Journal Nature Communications
Volume (Issue) 8(1)
Page(s) 1820 - 1820
Title of proceedings Nature Communications
DOI 10.1038/s41467-017-02074-2

Open Access

Type of Open Access Website


Obesity-induced inflammation engenders insulin resistance and type 2 diabetes mellitus (T2DM) but the inflammatory effectors linking obesity to insulin resistance are incompletely understood. Here, we show that hepatic expression of Protein Tyrosine Phosphatase Receptor Gamma (PTPR-γ) is stimulated by inflammation in obese/T2DM mice and positively correlates with indices of inflammation and insulin resistance in humans. NF-κB binds to the promoter of Ptprg and is required for inflammation-induced PTPR-γ expression.
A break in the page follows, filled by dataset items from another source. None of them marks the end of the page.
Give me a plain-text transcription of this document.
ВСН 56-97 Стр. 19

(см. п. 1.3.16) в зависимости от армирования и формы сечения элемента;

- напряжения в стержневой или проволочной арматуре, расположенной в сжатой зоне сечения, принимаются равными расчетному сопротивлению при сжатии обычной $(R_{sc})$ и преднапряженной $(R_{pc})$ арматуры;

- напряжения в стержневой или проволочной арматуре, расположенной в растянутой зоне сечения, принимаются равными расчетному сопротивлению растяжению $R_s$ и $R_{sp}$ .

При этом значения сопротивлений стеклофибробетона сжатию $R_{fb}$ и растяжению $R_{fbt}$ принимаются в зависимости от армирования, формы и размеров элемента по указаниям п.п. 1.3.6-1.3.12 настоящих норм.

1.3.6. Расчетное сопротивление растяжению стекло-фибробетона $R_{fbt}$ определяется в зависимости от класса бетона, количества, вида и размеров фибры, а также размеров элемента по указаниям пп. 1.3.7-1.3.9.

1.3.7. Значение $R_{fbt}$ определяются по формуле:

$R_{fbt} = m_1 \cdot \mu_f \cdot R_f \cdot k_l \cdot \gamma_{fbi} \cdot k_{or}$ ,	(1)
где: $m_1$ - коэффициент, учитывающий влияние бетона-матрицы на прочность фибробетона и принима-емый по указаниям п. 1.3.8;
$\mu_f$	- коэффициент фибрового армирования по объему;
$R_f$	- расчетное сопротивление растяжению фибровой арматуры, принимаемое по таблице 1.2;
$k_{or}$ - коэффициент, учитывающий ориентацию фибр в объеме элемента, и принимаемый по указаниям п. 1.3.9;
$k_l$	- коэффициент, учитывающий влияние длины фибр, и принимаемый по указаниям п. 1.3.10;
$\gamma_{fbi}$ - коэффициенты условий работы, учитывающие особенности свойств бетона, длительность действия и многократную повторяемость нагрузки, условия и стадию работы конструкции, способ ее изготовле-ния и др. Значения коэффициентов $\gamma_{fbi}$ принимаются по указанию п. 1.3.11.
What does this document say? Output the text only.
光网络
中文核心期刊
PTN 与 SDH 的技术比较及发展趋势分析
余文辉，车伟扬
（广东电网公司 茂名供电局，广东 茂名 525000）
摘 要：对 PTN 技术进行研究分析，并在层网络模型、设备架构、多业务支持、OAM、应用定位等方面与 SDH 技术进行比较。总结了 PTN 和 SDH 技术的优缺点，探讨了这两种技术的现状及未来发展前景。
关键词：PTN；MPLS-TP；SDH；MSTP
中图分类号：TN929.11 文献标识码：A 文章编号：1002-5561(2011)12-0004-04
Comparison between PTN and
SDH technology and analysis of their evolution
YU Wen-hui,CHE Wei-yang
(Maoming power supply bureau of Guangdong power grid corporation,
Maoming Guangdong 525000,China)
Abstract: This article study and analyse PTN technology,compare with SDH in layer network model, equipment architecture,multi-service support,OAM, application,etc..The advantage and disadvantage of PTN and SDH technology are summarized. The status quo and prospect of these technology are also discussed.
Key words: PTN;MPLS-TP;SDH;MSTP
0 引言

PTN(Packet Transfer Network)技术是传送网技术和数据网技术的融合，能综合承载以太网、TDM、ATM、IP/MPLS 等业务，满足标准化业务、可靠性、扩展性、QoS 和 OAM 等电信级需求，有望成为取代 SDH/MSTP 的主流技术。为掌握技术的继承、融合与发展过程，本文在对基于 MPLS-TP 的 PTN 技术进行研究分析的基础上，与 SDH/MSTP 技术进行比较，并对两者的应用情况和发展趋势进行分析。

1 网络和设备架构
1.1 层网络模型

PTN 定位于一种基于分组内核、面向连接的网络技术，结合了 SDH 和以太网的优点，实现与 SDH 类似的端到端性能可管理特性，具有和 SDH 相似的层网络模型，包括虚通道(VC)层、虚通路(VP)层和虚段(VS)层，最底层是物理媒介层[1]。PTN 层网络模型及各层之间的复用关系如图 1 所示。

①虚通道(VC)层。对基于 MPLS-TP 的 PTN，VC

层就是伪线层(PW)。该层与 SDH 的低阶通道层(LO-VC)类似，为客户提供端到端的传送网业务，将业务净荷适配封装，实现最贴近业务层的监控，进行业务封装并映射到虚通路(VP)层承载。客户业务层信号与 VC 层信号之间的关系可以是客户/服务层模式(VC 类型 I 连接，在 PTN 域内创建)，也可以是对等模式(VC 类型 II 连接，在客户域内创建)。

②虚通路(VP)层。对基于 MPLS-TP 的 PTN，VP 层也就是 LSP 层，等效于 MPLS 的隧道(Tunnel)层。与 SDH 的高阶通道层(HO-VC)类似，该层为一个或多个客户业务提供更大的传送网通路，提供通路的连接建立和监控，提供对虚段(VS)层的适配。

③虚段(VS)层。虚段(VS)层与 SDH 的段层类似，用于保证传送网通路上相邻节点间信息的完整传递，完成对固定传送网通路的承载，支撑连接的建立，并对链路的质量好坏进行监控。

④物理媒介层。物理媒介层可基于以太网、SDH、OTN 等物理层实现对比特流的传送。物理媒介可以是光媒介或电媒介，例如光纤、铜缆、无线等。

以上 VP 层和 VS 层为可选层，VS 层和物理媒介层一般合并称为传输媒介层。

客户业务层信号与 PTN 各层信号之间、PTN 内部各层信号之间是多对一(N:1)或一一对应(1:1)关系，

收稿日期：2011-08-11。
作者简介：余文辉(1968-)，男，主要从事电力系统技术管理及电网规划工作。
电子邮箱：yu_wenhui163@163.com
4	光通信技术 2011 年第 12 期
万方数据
PTPR-γ loss-of-function lowers glycemia and insulinemia by enhancing insulin-stimulated suppression of endogenous glucose production. These phenotypes are rescued by re-expression of Ptprg only in liver of mice lacking Ptprg globally. Hepatic PTPR-γ overexpression that mimics levels found in obesity is sufficient to cause severe hepatic and systemic insulin resistance. We propose hepatic PTPR-γ as a link between obesity-induced inflammation and insulin resistance and as potential target for treatment of T2DM.